Zhdanovich was a member of the Communist Party of the Soviet Union from 1947 to 1991. She was also a deputy of the Supreme Soviet of the BSSR in its second and fourth convocations.

She died on 3 December 1999 and was buried in the Eastern Cemetery in Minsk.

==Career==
In 1920, Zhdanovich opened the Belarusian State Theater, now named Janka Kupala National Theatre, the first state theater in Belarus. On the day of the theater's opening, she played the lead role in Lynx, based on Eliza Orzeszkowa's W zimowy wieczór.

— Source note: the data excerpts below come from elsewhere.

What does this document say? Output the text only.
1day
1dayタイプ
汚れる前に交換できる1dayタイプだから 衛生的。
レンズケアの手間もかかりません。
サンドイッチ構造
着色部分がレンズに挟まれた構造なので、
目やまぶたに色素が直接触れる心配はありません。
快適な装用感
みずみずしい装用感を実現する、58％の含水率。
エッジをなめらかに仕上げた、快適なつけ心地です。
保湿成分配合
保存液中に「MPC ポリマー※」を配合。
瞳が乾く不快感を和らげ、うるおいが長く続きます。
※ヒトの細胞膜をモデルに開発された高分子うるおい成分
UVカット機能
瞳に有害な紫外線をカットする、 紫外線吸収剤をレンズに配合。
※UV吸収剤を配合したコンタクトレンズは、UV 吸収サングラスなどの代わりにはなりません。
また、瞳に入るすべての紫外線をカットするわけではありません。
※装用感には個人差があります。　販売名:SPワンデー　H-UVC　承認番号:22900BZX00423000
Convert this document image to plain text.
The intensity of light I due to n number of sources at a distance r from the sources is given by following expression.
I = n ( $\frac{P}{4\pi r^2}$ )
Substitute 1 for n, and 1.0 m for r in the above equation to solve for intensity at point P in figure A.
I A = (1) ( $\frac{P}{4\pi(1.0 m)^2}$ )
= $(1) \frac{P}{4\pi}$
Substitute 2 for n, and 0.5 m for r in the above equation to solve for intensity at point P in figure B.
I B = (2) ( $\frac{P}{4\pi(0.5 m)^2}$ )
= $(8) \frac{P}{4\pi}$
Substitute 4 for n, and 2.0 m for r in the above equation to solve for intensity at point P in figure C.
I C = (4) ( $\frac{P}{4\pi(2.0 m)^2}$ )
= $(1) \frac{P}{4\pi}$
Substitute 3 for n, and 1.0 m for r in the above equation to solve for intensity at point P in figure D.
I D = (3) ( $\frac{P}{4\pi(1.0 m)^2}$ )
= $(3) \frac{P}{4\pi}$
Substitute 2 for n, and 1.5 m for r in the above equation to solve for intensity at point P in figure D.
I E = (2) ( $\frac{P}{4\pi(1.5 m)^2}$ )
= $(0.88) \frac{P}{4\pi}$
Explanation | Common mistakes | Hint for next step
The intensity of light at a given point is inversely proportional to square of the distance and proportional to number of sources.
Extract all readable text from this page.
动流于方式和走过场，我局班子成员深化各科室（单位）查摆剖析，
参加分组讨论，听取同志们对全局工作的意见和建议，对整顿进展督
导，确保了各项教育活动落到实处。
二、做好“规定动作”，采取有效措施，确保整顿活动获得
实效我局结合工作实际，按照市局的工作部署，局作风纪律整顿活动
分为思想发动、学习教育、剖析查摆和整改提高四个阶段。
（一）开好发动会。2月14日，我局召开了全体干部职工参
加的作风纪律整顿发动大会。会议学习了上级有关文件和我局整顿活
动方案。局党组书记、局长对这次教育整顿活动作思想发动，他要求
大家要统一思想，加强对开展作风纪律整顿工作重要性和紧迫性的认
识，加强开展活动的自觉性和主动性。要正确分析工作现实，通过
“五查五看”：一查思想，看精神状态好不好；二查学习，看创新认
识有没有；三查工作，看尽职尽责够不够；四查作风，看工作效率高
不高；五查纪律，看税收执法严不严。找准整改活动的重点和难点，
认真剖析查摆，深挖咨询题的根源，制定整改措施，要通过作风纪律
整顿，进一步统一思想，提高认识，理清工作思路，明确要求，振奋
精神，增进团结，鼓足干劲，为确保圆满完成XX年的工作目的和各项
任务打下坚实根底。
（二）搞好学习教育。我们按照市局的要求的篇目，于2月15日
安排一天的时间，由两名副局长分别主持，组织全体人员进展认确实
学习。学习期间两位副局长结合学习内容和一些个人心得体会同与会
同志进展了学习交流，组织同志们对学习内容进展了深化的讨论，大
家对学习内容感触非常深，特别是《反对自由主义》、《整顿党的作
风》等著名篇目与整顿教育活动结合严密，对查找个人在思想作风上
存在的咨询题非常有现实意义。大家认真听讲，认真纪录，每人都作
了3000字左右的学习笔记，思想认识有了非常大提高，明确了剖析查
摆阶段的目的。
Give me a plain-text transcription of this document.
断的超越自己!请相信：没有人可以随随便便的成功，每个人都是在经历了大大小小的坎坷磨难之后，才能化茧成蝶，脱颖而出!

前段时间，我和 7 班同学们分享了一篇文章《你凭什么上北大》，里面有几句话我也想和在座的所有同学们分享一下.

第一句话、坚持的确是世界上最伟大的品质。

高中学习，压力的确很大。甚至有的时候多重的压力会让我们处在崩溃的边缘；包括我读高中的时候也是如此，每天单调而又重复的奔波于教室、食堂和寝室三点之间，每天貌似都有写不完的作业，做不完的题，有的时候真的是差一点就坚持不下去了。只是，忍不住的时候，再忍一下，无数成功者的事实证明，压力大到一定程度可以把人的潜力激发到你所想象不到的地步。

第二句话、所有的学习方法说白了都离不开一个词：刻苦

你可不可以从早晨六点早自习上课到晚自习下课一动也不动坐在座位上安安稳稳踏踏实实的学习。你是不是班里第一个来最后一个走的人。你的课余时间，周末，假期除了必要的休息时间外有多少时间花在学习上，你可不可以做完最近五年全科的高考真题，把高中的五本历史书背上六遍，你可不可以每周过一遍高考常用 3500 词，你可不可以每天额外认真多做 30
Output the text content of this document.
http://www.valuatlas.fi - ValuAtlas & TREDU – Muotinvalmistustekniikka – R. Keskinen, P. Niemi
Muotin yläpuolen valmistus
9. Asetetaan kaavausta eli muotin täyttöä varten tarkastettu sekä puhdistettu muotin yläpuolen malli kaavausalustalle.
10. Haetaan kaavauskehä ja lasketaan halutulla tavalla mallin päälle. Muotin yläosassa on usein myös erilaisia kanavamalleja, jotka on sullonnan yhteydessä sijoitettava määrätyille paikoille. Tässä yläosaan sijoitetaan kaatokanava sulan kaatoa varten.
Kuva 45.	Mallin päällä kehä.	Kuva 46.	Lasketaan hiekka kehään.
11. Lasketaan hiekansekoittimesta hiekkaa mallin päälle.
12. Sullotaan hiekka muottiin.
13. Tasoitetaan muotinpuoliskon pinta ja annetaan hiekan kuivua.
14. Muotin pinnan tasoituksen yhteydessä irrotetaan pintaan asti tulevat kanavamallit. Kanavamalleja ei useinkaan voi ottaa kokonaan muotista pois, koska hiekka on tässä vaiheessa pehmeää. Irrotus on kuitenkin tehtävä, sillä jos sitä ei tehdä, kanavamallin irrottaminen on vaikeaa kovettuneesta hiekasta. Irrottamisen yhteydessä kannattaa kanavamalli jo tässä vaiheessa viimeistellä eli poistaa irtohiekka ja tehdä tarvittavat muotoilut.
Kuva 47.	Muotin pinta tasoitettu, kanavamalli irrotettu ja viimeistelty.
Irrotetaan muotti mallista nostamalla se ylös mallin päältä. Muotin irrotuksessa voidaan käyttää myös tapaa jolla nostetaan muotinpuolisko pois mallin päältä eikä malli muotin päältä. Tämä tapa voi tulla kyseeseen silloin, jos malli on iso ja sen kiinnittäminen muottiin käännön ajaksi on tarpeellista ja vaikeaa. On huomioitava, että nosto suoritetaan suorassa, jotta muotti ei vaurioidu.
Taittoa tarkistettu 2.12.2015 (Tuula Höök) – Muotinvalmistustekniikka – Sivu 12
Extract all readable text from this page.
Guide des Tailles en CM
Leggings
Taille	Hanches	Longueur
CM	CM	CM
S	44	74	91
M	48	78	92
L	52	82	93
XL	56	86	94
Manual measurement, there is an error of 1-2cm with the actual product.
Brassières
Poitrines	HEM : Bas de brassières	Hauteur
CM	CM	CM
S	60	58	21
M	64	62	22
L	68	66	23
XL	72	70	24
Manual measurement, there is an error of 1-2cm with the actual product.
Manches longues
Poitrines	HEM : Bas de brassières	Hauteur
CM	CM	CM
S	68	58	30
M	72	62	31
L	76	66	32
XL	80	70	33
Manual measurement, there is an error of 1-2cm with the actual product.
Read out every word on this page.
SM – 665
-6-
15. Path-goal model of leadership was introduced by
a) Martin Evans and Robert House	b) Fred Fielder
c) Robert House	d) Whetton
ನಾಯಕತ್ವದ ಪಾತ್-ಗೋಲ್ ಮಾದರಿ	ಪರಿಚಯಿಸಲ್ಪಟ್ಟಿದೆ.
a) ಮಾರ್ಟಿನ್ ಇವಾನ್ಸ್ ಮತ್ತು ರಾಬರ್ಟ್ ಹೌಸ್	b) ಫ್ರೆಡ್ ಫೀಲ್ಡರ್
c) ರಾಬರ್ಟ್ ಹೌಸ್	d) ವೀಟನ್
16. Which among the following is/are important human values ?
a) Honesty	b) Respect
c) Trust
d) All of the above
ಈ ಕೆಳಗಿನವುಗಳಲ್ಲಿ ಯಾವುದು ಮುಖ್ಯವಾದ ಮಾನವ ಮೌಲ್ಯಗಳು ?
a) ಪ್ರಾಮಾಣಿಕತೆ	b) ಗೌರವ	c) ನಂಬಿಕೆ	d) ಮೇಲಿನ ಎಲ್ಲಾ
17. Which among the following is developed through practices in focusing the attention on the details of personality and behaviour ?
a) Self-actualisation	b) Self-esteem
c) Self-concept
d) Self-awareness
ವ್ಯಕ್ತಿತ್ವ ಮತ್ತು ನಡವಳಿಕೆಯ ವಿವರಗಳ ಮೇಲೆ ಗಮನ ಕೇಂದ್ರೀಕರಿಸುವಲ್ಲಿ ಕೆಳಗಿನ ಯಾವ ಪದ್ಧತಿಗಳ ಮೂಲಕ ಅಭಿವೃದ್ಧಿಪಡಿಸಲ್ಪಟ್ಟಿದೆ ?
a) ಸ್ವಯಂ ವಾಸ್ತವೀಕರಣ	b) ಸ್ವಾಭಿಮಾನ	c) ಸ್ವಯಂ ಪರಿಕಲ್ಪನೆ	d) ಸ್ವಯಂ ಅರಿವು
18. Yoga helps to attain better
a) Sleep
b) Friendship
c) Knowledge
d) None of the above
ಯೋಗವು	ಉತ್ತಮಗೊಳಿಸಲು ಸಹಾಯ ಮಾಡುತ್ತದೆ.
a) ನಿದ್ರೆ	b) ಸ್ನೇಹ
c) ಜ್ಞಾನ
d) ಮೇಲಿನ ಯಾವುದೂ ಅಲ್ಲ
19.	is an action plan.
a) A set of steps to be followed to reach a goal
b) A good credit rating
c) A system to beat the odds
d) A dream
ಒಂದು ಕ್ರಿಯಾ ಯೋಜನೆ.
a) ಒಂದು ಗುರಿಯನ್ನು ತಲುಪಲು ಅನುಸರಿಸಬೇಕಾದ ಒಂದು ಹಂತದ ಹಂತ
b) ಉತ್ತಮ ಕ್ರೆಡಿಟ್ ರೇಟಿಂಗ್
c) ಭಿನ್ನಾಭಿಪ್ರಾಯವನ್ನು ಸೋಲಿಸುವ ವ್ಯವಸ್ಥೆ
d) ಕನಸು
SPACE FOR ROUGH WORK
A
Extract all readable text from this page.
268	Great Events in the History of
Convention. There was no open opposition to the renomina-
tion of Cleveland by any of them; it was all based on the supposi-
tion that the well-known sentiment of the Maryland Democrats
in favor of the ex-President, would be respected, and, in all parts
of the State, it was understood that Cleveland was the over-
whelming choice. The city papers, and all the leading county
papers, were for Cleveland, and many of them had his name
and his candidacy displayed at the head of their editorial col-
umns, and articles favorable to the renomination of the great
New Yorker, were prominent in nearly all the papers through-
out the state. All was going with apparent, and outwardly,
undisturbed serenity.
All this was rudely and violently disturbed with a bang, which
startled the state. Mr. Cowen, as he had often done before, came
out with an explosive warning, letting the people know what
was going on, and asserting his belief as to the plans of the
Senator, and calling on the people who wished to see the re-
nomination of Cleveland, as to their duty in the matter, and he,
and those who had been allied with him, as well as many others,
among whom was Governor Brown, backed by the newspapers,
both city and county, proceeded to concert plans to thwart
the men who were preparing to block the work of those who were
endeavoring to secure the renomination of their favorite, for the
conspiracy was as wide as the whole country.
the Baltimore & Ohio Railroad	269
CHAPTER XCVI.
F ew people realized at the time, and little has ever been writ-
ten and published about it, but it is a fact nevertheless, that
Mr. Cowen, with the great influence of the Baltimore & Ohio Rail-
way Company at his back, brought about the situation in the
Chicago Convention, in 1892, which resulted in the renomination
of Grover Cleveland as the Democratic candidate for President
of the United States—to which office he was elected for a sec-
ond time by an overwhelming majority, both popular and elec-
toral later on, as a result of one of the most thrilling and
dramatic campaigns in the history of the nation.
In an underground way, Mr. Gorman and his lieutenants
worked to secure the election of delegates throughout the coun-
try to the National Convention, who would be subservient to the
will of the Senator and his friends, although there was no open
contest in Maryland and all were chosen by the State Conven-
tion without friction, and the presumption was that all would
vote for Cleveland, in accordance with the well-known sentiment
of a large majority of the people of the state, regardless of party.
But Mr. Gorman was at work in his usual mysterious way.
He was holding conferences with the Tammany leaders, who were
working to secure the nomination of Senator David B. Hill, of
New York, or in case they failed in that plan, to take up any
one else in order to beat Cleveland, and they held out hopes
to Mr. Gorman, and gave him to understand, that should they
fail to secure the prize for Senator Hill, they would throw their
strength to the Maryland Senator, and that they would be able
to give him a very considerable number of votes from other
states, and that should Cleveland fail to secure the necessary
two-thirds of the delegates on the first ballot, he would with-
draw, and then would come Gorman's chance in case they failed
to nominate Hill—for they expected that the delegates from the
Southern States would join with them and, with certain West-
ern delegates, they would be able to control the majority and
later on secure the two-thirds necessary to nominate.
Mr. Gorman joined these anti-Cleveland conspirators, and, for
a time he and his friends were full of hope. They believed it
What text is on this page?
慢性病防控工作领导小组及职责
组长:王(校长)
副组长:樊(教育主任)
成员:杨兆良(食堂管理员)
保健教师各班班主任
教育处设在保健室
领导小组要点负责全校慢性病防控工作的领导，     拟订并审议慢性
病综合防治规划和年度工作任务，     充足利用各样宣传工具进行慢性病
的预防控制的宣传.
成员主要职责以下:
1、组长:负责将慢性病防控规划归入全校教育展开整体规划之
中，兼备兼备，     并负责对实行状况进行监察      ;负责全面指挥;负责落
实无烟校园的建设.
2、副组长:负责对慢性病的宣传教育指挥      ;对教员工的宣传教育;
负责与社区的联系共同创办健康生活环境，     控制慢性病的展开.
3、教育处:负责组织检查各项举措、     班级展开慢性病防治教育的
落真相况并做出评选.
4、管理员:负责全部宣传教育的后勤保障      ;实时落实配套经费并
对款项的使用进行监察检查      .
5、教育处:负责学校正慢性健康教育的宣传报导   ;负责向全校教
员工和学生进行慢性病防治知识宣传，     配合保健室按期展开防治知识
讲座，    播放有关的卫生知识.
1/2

Zhdanovich has acted in numerous plays at the theater including Marylka in Kuźma Čorny's Fatherland, Vera in Maxim Gorky's The Last Ones, Nastya in Eduard Samuylenok's The Death of the Wolf, Anya in Arkady Movzon's Constantine Zaslonov, Negina in Alexander Ostrovsky's Talents and Admirers, and Nora in Henrik Ibsen's A Doll's House.

Zhdanovich played the role of priest at the execution in Kastus Kalinovskiy, a biopic film directed by Vladimir Gardin.

==Awards==
Zhdanovich has won several awards and distinctions for her work. In 1940, she was named the People's Artist of the Byelorussian Soviet Socialist Republic. Zhdanovich has also received two Orders of Lenin and the Order of the Red Banner of Labour.

She was the recipient of the Stalin Prize in 1948 for her role as Anya in Constantine Zaslonov.